Sie nannte dem Fahrer die Adresse, ein Hotel im 4 . Arrondissement auf der Rue du Temple im Marais, für das sie sich wegen der zentralen Lage entschieden hatte. Von dort war es nicht weit zu Touristenattraktionen wie dem Centre Pompidou und Musée Picasso, falls sie die Zeit dafür fand, aber was noch wichtiger war, das Konservatorium und die verschiedenen Konzertsäle, Archive und Privatadressen, die sie wegen Debussy aufsuchen musste, lagen ganz in der Nähe.
Der Fahrer verstaute ihre Reisetasche im Kofferraum, schlug dann die Tür zu und stieg ein. Meredith wurde nach hinten ins Polster gedrückt, als das Taxi schwungvoll in den hektischen Pariser Verkehr einfädelte. Sie schlang schützend den Arm um ihre Tasche und hielt sie fest an sich gedrückt, während sie Cafés, Boulevards, Motorroller und Straßenlampen vorbeizischen sah.
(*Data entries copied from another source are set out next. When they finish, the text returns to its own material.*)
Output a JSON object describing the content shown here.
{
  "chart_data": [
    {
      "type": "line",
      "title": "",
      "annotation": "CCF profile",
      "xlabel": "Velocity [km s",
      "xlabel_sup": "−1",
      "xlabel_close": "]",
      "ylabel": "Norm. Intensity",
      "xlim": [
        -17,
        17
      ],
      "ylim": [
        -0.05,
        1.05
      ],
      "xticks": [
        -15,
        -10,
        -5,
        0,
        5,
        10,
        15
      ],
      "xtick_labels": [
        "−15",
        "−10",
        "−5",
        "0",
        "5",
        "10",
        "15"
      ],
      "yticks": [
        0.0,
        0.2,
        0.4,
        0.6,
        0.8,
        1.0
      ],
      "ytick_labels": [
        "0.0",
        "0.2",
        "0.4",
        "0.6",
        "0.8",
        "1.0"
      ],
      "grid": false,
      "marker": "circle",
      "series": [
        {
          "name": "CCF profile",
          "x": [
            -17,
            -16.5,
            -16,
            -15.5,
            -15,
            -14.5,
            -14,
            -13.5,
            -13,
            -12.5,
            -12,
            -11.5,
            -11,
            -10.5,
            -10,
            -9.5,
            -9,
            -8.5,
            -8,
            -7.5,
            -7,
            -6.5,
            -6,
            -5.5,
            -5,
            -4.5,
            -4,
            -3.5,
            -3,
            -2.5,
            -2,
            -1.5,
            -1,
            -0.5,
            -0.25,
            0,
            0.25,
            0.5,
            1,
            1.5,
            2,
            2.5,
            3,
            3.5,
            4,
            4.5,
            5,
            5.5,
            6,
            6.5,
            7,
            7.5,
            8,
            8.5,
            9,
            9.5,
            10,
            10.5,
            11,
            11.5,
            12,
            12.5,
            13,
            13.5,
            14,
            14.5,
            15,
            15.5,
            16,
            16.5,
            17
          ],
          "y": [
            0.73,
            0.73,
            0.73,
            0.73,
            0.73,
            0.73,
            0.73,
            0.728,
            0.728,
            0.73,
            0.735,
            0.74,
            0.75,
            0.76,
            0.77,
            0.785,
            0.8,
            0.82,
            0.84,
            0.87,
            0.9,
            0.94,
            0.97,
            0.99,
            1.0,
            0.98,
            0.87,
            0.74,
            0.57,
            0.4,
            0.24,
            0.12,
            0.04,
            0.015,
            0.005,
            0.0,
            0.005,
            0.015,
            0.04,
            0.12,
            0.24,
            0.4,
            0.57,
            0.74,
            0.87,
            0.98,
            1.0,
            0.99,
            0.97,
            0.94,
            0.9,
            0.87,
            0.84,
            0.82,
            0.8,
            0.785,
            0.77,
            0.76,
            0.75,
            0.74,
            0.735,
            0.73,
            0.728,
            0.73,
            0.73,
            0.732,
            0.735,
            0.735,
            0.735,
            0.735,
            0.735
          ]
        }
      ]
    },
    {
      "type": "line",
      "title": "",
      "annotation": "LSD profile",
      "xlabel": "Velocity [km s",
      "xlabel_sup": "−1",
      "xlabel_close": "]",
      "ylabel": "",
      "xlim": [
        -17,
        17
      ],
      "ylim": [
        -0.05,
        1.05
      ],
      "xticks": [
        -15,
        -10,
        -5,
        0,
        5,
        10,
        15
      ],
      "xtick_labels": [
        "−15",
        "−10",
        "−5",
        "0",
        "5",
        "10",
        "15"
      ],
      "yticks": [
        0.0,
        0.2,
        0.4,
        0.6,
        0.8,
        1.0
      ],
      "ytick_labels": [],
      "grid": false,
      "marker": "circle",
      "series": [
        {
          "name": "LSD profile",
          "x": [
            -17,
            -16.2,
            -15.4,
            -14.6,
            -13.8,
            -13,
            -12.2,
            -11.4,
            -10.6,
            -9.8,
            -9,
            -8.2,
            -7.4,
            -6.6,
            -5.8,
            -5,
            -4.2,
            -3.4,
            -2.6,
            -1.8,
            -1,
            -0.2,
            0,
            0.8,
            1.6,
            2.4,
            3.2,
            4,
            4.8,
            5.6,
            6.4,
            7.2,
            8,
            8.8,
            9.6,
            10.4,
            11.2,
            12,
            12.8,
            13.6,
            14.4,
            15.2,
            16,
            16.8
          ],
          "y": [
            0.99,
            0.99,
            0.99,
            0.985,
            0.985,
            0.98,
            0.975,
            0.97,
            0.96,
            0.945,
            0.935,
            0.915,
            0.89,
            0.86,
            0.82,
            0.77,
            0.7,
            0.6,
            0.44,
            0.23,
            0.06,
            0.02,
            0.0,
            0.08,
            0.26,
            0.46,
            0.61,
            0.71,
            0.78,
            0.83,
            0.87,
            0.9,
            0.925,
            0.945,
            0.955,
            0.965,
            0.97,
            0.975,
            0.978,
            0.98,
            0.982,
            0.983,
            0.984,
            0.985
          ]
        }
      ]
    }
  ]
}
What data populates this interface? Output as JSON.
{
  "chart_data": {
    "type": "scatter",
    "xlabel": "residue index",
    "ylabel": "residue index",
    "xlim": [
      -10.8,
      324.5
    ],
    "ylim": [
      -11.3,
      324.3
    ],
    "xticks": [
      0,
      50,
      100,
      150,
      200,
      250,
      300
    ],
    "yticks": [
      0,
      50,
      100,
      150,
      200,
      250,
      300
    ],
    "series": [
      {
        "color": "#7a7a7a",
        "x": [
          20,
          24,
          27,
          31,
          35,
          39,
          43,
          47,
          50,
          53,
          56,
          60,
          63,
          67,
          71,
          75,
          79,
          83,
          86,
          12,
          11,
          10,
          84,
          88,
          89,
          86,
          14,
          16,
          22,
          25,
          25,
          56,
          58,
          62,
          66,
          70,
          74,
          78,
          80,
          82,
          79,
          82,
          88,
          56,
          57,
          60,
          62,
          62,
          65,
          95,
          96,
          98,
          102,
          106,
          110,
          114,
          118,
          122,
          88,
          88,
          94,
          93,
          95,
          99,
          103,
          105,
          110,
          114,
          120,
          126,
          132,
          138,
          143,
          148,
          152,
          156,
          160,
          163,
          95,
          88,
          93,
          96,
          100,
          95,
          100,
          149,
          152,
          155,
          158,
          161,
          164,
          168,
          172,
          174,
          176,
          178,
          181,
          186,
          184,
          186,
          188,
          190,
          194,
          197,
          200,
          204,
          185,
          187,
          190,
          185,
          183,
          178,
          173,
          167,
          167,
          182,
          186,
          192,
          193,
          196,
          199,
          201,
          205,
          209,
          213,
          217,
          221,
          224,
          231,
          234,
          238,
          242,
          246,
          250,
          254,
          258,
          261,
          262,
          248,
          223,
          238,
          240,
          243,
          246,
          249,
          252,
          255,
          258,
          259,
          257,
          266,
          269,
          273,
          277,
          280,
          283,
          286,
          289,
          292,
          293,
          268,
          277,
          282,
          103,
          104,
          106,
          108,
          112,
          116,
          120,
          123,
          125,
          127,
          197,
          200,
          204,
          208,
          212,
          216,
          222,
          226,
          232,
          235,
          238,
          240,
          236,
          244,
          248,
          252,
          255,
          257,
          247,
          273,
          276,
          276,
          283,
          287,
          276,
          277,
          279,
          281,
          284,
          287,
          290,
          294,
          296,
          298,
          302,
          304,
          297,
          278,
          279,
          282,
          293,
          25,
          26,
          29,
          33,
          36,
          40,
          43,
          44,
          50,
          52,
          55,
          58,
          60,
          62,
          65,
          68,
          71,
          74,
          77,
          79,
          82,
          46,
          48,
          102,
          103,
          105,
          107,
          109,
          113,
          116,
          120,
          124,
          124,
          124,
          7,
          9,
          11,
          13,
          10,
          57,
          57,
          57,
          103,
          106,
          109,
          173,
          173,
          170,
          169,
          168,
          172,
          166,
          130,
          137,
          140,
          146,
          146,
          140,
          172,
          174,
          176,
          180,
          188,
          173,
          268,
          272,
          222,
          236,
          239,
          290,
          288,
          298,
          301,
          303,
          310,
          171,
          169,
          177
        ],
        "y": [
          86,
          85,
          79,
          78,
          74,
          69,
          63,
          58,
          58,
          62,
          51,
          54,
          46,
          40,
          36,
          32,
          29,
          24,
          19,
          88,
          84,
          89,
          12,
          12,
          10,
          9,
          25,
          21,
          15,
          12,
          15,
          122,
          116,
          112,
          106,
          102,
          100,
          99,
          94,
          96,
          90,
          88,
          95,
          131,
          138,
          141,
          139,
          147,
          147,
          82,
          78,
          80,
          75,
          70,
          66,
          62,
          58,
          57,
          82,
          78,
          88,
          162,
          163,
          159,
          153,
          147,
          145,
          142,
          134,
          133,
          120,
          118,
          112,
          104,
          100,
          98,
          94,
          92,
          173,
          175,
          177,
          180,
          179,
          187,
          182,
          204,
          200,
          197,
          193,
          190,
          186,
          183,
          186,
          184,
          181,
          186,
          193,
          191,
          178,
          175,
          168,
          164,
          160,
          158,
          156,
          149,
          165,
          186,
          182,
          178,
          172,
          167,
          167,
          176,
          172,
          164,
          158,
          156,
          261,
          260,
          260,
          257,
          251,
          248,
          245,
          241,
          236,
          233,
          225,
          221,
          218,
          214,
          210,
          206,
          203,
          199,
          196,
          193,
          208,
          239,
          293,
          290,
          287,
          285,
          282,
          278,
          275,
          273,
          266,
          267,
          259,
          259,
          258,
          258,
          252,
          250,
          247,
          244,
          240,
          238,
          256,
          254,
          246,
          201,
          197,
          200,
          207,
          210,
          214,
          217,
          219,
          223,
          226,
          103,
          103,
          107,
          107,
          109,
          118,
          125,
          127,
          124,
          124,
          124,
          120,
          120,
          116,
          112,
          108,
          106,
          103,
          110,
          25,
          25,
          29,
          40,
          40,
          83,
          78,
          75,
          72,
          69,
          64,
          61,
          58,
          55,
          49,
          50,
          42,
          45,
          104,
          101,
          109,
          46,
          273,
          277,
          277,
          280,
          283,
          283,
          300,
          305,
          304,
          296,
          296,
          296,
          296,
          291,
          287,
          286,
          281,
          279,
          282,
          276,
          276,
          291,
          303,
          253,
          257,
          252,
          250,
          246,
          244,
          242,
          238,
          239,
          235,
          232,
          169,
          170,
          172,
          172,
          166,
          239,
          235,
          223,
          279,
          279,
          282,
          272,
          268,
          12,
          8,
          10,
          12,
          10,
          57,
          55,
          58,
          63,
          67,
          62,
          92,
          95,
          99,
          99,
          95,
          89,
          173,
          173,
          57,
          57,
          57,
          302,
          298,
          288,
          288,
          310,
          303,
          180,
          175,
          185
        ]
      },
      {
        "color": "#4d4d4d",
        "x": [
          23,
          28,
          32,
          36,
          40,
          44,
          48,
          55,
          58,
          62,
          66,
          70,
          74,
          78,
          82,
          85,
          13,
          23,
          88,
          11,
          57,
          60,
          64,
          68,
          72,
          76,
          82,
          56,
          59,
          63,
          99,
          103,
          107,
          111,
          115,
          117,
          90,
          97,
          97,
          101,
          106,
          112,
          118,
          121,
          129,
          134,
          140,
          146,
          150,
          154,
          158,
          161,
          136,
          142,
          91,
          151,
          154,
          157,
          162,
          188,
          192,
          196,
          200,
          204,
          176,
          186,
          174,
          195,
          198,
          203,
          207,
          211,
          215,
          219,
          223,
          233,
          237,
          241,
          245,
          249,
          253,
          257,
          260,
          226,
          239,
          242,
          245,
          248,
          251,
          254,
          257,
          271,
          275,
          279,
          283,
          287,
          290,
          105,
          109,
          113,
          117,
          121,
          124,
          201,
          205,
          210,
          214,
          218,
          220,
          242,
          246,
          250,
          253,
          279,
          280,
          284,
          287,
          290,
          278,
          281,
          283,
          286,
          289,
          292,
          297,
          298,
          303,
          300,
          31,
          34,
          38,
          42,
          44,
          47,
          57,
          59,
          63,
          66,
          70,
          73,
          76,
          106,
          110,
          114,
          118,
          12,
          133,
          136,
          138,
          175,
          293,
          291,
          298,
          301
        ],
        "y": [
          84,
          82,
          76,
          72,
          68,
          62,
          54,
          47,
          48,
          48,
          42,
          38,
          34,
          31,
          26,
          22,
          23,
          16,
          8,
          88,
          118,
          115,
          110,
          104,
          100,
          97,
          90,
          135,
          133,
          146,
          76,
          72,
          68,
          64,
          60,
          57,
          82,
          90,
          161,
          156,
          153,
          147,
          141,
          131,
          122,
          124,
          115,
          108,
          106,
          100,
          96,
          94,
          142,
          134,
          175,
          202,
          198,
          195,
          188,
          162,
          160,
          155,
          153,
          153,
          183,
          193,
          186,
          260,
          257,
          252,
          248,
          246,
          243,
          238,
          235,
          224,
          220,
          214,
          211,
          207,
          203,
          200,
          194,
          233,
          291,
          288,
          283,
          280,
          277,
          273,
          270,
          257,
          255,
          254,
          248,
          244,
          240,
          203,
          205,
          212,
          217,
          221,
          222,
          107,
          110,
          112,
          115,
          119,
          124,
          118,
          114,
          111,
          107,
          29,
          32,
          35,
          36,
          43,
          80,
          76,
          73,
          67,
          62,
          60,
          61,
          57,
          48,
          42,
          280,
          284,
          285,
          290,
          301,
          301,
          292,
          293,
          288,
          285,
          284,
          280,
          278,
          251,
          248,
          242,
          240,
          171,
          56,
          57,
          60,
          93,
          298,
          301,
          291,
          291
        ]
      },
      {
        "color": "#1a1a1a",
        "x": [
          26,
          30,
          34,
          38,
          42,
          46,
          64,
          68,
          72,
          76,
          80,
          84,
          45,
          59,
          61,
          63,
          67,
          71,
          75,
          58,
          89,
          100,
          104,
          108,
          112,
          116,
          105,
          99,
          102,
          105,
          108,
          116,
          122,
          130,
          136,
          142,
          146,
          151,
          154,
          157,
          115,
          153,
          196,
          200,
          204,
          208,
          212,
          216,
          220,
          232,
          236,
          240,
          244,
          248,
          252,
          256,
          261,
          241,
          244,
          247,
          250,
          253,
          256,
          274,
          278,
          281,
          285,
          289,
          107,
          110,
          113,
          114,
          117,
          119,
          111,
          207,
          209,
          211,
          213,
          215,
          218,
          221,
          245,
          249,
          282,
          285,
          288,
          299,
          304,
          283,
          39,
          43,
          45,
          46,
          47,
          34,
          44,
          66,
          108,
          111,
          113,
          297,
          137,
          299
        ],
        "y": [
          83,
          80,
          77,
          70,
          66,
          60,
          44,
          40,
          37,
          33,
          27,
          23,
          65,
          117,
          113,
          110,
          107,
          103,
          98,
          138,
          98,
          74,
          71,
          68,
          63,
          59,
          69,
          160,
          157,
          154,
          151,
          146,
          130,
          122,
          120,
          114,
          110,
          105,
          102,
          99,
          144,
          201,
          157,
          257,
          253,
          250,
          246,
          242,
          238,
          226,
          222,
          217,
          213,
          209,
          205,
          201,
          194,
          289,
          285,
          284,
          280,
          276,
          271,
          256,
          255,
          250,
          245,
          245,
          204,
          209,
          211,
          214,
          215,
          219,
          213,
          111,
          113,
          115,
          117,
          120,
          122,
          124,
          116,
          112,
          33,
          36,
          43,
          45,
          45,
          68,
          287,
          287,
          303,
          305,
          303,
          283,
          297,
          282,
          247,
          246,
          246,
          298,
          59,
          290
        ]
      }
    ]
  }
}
Meredith hatte das Gefühl, Debussys Musen, Mätressen, Geliebte, Ehefrauen genau zu kennen – Marie Vasnier, Gaby Dupont, Thérèse Roger, seine erste Frau Lilly Texier, seine zweite, Emma Bardac, seine heißgeliebte Tochter Chouchou. Ihre Gesichter, ihre Geschichten, ihre Charaktere standen ihr förmlich vor Augen – die Daten, die Verbindungen, die Musik. Sie hatte einen ersten Entwurf der Biographie fertig und war ganz zufrieden damit, wie der Text Gestalt annahm. Jetzt musste sie alles auf dem Papier zum Leben erwecken, sie brauchte etwas mehr Farbe, ein wenig Atmosphäre des 19 . Jahrhunderts.